The air is cleared between us with some caveats that I need to stop sabotaging things, we need to go on some out-of-the-house dates (that’s mine) and just general candid conversation. I think both of us were pleasantly surprised that this entire hour long conversation had no raised voices, no short tempers – it was very calm, mature, measured, and thoughtful. I for one was incredibly pleased and relieved since any of these types of conversations with the ex ended up with me in tears, him screaming – ugh. Just all very unpleasant.
Now that relationship business is out of the way, he scooped me up and we hit the bedroom…hard. The sex was outstanding. For him, it was the best yet. The Hunter has got some serious game and is a tremendous amount of fun. He asked me if I wanted angry make-up sex or sweet loving make-up sex. How many guys would think to ask you that? He did, so we decide to try both and see which we prefer. It was awesome. Absolutely awesome.

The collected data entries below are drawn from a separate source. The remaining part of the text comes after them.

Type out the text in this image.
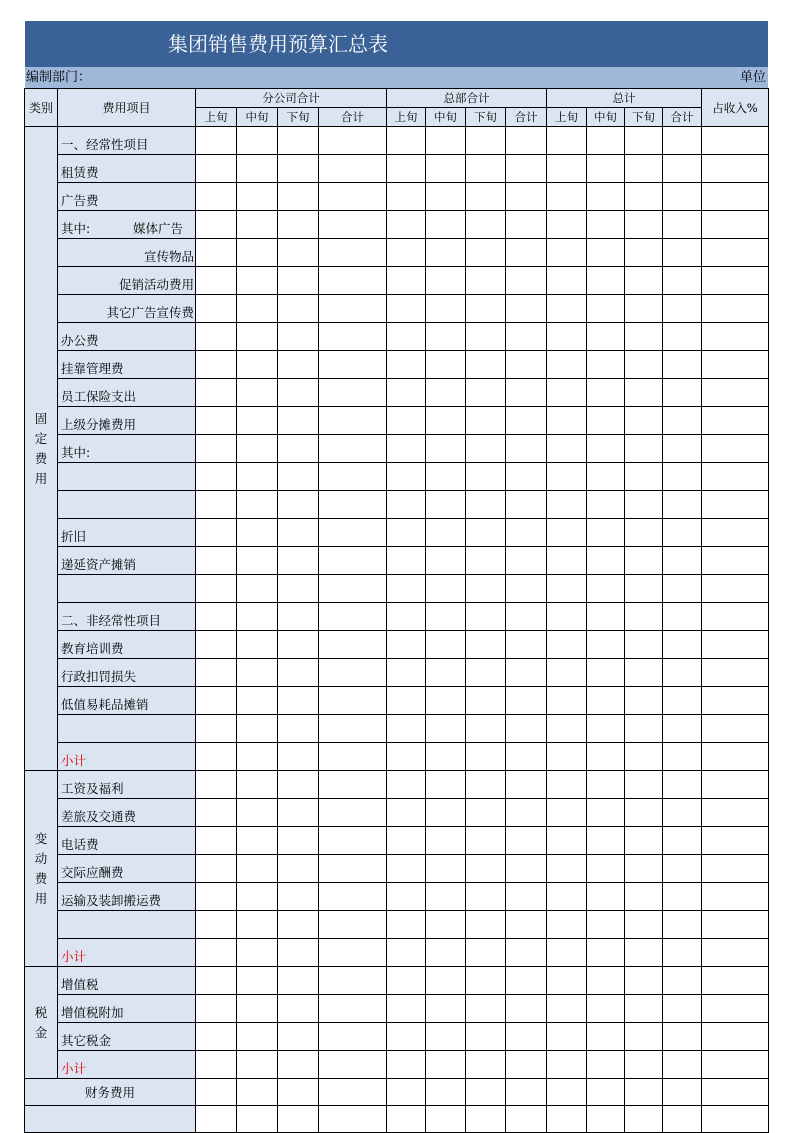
集团销售费用预算汇总表
编制部门：	单位
类别	费用项目	分公司合计				总部合计				总计				占收入%
		上旬	中旬	下旬	合计	上旬	中旬	下旬	合计	上旬	中旬	下旬	合计	

固
定
费
用	一、经常性项目													
	租赁费													
	广告费													
	其中: 媒体广告													
	宣传物品													
	促销活动费用													
	其它广告宣传费													
	办公费													
	挂靠管理费													
	员工保险支出													
	上级分摊费用													
	其中:													

	折旧													
	递延资产摊销													

	二、非经常性项目													
	教育培训费													
	行政扣罚损失													
	低值易耗品摊销													

	小计													

变
动
费
用	工资及福利													
	差旅及交通费													
	电话费													
	交际应酬费													
	运输及装卸搬运费													

	小计													

税
金	增值税													
	增值税附加													
	其它税金													
	小计													
财务费用														
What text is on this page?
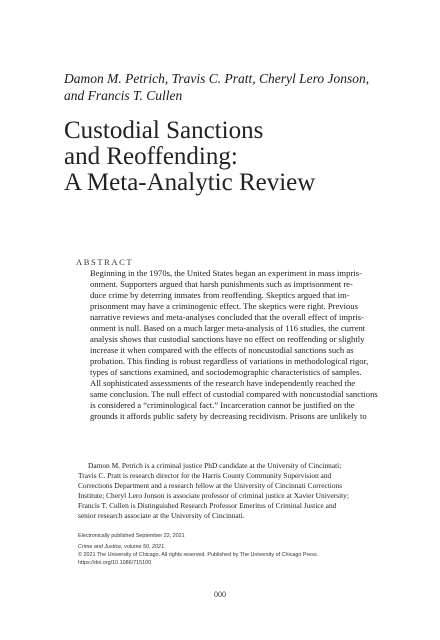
Damon M. Petrich, Travis C. Pratt, Cheryl Lero Jonson,
and Francis T. Cullen
Custodial Sanctions
and Reoffending:
A Meta-Analytic Review
ABSTRACT
Beginning in the 1970s, the United States began an experiment in mass impris-
onment. Supporters argued that harsh punishments such as imprisonment re-
duce crime by deterring inmates from reoffending. Skeptics argued that im-
prisonment may have a criminogenic effect. The skeptics were right. Previous
narrative reviews and meta-analyses concluded that the overall effect of impris-
onment is null. Based on a much larger meta-analysis of 116 studies, the current
analysis shows that custodial sanctions have no effect on reoffending or slightly
increase it when compared with the effects of noncustodial sanctions such as
probation. This finding is robust regardless of variations in methodological rigor,
types of sanctions examined, and sociodemographic characteristics of samples.
All sophisticated assessments of the research have independently reached the
same conclusion. The null effect of custodial compared with noncustodial sanctions
is considered a “criminological fact.” Incarceration cannot be justified on the
grounds it affords public safety by decreasing recidivism. Prisons are unlikely to
Damon M. Petrich is a criminal justice PhD candidate at the University of Cincinnati;
Travis C. Pratt is research director for the Harris County Community Supervision and
Corrections Department and a research fellow at the University of Cincinnati Corrections
Institute; Cheryl Lero Jonson is associate professor of criminal justice at Xavier University;
Francis T. Cullen is Distinguished Research Professor Emeritus of Criminal Justice and
senior research associate at the University of Cincinnati.
Electronically published September 22, 2021
Crime and Justice, volume 50, 2021.
© 2021 The University of Chicago. All rights reserved. Published by The University of Chicago Press.
https://doi.org/10.1086/715100
000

On Thursday I had a work cocktail event, so with the lesson learned about not having him come over later (makes me feel pressured, like I have a curfew), we didn’t get see each other until Friday. He brought a great take-out dinner over and we had the MOST romantic evening. We turned off the lights, fired up some candles, we drank some wine, I have soft music playing. It was wonderful. We ended up dancing after dinner. It was just a great sensual evening. The sex was once again amazing.
The Hunter is really into me. He tells me all the time and he is dropping the L-word into conversation. “I feel a lot of love for you in my heart.” He’s patient. He says it and then gives me time to digest this.
We all know that I am concerned about the income disparity between us. He is too and on Friday in the midst of our romantic evening, we had yet another serious conversation about this. He brought it up. He told me that he knows that he needs to step it up in order to keep me, and he has ideas on how to go about that. The Hunter knows that he will eventually be meeting people in my world and knows that his current job doesn’t cut it. That makes him nervous about meeting my people. This became evident on Saturday night.
On Saturday, there was a jazz concert nearby that I really wanted to go see. It was Brazilian jazz that I was introduced to by my ex. Yes, it is a bit weird to take the current guy to listen to music related to the former, but whatever, it worked out fine. The concert was great. We smuggled in a bottle of wine. He was actually a bit nervous that perhaps we would meet friends of mine. We didn’t and he relaxed.
At this moment, I am happy. I am happy with him and I am putting aside my concerns for now because in the light of day they seem more like excuses than reasons founded in substance. We shall see where this part of my journey goes, but for now I am walking through the woods with the Hunter and I feel safe and secure.